Functions and aggregates must be marked PARALLEL UNSAFE if they write to the database, access sequences, change the transaction state even temporarily (e.g. a PL/pgSQL function which establishes an EXCEPTION block to catch errors), or make persistent changes to settings. Similarly, functions must be marked PARALLEL RESTRICTED if they access temporary tables, client connection state, cursors, prepared statements, or miscellaneous backend-local state which the system cannot synchronize across workers. For example, setseed and random are parallel restricted for this last reason.

In general, if a function is labeled as being safe when it is restricted or unsafe, or if it is labeled as being restricted when it is in fact unsafe, it may throw errors or produce wrong answers when used in a parallel query. C-language functions could in theory exhibit totally undefined behavior if mislabeled, since there is no way for the system to protect itself against arbitrary C code, but in most likely cases the result will be no worse than for any other function. If in doubt, it is probably best to label functions as UNSAFE.

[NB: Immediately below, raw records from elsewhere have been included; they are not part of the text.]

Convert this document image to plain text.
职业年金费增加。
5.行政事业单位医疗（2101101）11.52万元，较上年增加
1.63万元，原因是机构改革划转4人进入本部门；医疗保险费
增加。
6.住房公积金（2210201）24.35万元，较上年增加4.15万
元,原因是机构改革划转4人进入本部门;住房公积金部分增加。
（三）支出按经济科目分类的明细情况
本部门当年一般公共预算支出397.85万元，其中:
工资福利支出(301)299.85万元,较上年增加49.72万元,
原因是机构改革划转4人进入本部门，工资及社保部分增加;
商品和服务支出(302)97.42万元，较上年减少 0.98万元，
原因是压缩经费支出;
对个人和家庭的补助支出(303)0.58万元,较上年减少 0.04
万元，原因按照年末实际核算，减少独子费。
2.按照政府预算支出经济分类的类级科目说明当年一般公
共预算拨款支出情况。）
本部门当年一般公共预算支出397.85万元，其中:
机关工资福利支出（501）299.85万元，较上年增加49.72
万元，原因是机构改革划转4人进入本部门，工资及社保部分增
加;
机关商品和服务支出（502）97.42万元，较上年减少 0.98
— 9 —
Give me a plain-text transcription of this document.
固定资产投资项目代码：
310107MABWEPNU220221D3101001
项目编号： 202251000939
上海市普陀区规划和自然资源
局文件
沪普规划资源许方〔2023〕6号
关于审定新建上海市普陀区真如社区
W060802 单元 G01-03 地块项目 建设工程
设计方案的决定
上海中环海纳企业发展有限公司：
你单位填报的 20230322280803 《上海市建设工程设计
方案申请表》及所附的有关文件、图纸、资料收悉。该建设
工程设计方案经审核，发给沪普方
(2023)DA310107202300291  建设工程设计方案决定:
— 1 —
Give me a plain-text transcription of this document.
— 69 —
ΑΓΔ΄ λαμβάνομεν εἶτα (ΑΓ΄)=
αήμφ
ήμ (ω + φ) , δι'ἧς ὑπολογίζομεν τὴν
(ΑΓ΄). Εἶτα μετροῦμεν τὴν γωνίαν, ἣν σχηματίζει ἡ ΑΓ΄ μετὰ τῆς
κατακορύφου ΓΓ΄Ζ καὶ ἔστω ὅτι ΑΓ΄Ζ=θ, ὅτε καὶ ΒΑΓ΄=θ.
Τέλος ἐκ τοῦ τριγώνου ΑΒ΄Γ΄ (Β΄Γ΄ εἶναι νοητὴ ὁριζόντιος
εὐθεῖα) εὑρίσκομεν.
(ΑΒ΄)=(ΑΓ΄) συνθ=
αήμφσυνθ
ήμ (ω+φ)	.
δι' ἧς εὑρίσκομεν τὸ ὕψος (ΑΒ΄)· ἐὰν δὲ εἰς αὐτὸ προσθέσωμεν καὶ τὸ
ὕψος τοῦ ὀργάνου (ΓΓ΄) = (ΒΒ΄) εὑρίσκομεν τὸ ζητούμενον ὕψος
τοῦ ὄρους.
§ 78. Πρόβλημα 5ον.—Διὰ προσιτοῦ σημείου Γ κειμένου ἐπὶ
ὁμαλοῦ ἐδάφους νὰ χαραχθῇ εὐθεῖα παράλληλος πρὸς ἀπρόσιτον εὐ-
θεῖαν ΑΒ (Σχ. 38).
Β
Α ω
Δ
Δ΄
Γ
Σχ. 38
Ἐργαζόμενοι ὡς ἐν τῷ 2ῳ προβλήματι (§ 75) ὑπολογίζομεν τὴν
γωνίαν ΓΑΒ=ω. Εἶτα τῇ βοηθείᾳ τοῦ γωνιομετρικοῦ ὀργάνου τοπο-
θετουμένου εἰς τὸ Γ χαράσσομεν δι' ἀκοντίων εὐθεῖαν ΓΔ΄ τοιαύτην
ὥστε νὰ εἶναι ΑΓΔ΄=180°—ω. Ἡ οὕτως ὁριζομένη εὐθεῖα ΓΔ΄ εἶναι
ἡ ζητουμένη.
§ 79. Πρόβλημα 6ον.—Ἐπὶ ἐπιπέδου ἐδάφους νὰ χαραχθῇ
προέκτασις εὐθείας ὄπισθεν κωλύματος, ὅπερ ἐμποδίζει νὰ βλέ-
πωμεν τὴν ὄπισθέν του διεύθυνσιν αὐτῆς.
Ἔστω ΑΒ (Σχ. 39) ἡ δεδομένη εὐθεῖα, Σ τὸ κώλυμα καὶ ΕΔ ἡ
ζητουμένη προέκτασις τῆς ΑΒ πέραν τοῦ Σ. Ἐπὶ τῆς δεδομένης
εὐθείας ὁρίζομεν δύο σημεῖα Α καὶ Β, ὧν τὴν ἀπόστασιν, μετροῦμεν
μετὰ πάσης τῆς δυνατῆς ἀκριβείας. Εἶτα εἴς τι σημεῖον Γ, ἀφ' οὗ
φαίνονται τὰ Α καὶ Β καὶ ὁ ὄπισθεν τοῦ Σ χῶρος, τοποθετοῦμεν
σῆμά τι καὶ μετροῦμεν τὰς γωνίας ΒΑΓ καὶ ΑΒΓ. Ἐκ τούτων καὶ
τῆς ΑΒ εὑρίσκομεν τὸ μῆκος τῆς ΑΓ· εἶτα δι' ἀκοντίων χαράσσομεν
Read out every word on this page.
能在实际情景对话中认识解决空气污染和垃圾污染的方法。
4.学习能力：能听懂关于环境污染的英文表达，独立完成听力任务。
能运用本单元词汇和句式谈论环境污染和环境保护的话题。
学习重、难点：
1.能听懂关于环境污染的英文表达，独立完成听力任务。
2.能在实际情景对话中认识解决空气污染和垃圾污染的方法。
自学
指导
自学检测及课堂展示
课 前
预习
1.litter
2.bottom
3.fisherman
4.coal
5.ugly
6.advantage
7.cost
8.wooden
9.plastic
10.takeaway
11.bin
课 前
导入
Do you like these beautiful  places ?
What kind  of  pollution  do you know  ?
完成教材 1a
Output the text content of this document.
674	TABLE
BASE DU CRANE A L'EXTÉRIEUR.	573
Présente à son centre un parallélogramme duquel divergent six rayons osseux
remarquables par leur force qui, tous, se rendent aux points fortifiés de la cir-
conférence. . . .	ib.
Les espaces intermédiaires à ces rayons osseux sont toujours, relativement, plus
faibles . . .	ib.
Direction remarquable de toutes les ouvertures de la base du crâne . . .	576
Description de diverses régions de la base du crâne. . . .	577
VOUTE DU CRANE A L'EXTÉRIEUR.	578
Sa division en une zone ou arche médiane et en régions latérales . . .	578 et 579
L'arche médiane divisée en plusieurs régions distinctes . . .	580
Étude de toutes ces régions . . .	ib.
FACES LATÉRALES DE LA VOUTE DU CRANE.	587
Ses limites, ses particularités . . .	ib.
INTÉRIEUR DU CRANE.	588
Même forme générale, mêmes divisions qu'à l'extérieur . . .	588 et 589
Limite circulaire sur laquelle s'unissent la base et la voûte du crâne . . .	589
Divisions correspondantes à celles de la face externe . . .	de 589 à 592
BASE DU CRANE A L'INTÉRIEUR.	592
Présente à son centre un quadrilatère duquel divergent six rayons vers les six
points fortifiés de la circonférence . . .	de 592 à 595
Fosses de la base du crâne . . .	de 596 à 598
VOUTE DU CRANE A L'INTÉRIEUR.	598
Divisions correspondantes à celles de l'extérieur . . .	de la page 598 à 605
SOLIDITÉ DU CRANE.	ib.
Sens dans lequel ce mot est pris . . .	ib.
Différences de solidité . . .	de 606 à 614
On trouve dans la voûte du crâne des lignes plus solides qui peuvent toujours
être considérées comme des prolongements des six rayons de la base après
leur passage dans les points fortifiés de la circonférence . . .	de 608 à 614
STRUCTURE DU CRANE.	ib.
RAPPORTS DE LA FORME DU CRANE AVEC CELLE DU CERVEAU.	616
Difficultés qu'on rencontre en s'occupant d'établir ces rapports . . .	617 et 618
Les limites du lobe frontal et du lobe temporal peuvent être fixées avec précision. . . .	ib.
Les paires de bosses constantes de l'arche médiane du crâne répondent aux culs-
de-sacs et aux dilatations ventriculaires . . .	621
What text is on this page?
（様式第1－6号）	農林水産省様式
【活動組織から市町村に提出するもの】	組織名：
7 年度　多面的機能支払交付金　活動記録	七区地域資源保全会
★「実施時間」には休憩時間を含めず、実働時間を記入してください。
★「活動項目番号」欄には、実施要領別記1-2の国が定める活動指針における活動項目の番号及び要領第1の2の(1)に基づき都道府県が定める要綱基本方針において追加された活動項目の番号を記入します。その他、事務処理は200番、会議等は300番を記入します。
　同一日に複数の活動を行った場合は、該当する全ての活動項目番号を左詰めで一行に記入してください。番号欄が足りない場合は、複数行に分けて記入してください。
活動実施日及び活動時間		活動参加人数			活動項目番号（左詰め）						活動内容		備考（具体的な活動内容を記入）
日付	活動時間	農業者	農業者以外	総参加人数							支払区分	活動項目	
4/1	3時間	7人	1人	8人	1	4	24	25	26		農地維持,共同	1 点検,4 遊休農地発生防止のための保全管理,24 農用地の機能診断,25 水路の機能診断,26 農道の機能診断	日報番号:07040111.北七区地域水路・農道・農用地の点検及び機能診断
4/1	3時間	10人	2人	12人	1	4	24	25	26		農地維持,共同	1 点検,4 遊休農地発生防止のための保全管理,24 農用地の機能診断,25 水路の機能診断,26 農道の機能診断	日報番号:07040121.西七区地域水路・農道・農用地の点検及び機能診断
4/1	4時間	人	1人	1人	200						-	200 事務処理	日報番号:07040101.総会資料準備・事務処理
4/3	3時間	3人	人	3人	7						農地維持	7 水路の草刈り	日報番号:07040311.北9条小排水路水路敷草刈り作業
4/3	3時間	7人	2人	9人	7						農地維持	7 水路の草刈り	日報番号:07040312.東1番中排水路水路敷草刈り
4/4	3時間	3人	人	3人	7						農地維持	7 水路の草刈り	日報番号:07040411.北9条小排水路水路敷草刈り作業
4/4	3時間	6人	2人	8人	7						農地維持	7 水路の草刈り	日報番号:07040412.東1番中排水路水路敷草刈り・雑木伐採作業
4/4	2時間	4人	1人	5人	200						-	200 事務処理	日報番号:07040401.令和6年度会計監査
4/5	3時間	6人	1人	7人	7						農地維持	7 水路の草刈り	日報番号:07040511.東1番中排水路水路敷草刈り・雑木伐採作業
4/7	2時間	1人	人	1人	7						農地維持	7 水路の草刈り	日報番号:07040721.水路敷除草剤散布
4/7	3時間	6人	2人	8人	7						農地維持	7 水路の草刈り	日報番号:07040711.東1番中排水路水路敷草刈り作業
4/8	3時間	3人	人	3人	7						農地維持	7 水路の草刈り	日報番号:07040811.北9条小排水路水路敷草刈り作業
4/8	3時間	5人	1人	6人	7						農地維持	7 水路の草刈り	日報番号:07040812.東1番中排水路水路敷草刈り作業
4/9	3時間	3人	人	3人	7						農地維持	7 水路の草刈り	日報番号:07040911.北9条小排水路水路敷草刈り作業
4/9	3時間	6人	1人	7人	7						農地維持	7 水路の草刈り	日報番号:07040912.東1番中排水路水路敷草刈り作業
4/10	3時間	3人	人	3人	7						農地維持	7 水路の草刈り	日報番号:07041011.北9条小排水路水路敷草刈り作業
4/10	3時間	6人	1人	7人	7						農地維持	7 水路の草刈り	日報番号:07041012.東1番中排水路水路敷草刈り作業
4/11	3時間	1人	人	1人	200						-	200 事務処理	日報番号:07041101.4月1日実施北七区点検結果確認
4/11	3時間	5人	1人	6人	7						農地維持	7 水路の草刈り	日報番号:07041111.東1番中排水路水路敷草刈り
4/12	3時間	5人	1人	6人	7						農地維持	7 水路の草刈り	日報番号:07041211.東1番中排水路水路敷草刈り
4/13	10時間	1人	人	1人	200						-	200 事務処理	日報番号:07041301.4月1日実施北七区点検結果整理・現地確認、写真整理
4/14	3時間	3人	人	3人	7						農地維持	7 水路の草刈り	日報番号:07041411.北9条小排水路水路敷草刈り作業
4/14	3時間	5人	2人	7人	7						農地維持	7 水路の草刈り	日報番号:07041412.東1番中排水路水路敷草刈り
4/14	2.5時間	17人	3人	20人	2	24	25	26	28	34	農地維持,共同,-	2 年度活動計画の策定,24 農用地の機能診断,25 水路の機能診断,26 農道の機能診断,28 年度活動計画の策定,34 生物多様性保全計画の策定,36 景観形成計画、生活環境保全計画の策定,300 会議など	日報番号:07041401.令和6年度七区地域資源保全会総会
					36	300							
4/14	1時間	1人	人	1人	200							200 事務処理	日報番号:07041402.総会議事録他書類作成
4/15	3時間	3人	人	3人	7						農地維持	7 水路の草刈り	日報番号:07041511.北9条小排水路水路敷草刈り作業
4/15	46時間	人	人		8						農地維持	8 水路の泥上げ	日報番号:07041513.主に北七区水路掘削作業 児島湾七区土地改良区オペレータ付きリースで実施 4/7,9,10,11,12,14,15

If a function executed within a parallel worker acquires locks which are not held by the leader, for example by querying a table not referenced in the query, those locks will be released at worker exit, not end of transaction. If you write a function which does this, and this behavior difference is important to you, mark such functions as PARALLEL RESTRICTED to ensure that they execute only in the leader.

Note that the query planner does not consider deferring the evaluation of parallel-restricted functions or aggregates involved in the query in order to obtain a superior plan. So, for example, if a WHERE clause applied to a particular table is parallel restricted, the query planner will not consider performing a scan of that table in the parallel portion of a plan. In some cases, it would be possible (and perhaps even efficient) to include the scan of that table in the parallel portion of the query and defer the evaluation of the WHERE clause so that it happens above the Gather node. However, the planner does not do this.